The real figure is in fact 84%.  The richest 20% of the US population have more than five times what the remaining 80% have.  And the trend is towards greater inequality. 

And if you are tut-tutting at the economic ignorance of American students, just look at the horror with which the government (most of whose members belong to the 1%) has received the news of Thailand’s new Number One status, as if it hadn’t been there or thereabout for decades.

Wouldn’t it be nice if, instead of just asking how big the economy is by giving a GDP number, newspaper articles also reported how fair it is?

Is there any number that measures equality?  Well, yes, there is.  The figure that is causing conniptions in the government and bureaucracy is based on calculating the percentage of national wealth owned by the richest 1% of the population.  The Gini coefficient is another measure that is often used for measuring wealth and income equality, and there are more alternatives. 

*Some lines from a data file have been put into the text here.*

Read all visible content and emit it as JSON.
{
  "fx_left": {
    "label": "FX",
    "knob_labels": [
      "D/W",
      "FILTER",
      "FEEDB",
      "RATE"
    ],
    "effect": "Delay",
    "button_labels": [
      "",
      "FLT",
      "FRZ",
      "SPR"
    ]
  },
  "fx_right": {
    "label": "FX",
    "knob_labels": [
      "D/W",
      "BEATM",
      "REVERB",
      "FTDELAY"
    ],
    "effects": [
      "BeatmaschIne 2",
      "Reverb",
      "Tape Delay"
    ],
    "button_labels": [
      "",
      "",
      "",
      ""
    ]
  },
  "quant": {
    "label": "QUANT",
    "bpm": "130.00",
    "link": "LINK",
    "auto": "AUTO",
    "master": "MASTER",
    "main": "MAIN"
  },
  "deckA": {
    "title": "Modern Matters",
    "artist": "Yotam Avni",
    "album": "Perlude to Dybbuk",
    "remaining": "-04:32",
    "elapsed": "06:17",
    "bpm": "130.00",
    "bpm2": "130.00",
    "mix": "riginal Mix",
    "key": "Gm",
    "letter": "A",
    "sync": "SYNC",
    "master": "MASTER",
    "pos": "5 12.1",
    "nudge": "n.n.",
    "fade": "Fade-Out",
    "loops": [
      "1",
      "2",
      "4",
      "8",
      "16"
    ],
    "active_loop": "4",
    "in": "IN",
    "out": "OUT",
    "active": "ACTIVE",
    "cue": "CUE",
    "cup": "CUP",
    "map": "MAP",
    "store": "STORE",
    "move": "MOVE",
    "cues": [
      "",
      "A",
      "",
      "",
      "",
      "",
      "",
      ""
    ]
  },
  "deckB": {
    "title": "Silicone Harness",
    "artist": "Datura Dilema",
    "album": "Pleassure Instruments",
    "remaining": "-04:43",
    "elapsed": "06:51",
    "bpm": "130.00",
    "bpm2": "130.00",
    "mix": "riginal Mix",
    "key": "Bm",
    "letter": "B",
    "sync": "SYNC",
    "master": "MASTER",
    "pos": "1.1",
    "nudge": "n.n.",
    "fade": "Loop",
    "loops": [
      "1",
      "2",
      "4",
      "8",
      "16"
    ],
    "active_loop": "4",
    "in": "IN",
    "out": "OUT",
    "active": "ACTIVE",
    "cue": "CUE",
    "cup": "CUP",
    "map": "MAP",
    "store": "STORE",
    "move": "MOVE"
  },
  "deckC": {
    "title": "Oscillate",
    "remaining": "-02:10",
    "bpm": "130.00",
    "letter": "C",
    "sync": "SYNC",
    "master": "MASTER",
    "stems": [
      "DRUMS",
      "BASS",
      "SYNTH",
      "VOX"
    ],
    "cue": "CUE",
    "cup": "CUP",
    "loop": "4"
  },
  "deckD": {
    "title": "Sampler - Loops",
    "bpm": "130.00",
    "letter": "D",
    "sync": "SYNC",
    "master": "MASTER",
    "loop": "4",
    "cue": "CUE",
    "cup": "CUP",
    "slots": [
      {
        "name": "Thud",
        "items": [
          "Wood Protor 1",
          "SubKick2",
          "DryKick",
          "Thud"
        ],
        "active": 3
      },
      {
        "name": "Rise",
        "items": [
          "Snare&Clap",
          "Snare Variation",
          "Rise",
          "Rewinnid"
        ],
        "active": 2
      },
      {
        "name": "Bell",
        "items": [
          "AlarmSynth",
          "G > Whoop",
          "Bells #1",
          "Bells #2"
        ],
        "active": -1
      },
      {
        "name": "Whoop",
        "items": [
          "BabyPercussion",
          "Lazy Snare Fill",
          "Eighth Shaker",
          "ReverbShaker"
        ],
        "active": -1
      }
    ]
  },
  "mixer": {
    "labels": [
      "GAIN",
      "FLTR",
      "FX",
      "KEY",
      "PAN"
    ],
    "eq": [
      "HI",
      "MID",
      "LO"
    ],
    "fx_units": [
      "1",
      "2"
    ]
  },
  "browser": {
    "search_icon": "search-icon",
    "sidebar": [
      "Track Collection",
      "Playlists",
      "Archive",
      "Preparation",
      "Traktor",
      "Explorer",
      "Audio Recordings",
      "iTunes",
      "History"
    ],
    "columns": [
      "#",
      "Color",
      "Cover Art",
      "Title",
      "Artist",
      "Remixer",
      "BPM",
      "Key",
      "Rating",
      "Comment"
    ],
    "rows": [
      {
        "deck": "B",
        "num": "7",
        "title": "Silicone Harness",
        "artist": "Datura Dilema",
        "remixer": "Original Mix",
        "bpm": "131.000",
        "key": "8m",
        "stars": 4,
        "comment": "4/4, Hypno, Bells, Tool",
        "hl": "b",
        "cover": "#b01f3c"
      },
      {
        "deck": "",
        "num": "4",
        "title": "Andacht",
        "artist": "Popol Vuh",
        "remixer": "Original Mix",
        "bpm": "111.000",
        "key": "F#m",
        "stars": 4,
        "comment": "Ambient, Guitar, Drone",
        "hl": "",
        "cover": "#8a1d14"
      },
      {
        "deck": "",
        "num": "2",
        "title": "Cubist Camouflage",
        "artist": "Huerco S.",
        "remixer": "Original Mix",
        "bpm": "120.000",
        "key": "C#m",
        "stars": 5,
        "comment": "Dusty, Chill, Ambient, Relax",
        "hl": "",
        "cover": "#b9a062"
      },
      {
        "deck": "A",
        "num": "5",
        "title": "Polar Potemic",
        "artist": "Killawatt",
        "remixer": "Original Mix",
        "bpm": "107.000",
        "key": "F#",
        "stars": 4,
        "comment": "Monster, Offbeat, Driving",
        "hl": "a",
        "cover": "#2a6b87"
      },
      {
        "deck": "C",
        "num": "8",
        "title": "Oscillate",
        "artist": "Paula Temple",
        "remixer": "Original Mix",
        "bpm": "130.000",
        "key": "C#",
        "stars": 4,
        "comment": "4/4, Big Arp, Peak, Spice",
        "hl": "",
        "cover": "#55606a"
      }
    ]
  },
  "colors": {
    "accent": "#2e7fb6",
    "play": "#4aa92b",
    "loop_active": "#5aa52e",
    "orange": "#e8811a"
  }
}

But at the moment the statistics are a bit flaky.  While a whole bureaucracy has been put in place to collect data for the calculation of GDP, the figures you need to calculate economic equality are often simply not there.  For example, one major form is wealth is land, and the Land Department has been very reluctant to release data on who owns what. 

But with sufficient will, it could be done. 

So the next time we are told that Chinese tourists are deciding to go somewhere else, we could be told that yes, this will lead to lower GDP, but, given that tourism revenues are generally skewed in favour of the already wealthy, it may also reduce income inequality.

And wouldn’t it be even better if government projects were assessed for how much they improved economic equality between men and women, or Bangkok and the rest of the country, or among different age groups? 

You see, apart from the moral question of fairness, economic inequality seems to correlate with all sorts of Really Good Things.  More economically equal societies tend to do more recycling, suffer less domestic violence, have higher voter turnouts, do more civic volunteering, all manner of stuff, even if no one is quite sure why.

On the other hand, the consequences of economic inequality are not so benign.  When an elite dominates the economy, they use their economic power to buy political power, pushing policies that perpetuate and even exacerbate inequality (and often restrict growth).  Democracy is eroded, the environment suffers, and social mobility becomes ever more difficult.  Trust within society decreases, and as the marginalized poor become ever more desperate, the chances of social and political upheaval increase, just the sort of thing that gives the 1% nightmares. 

Do the Thai 1% want to continue their cushy existence?  If yes, then they also should be clamouring for more equality.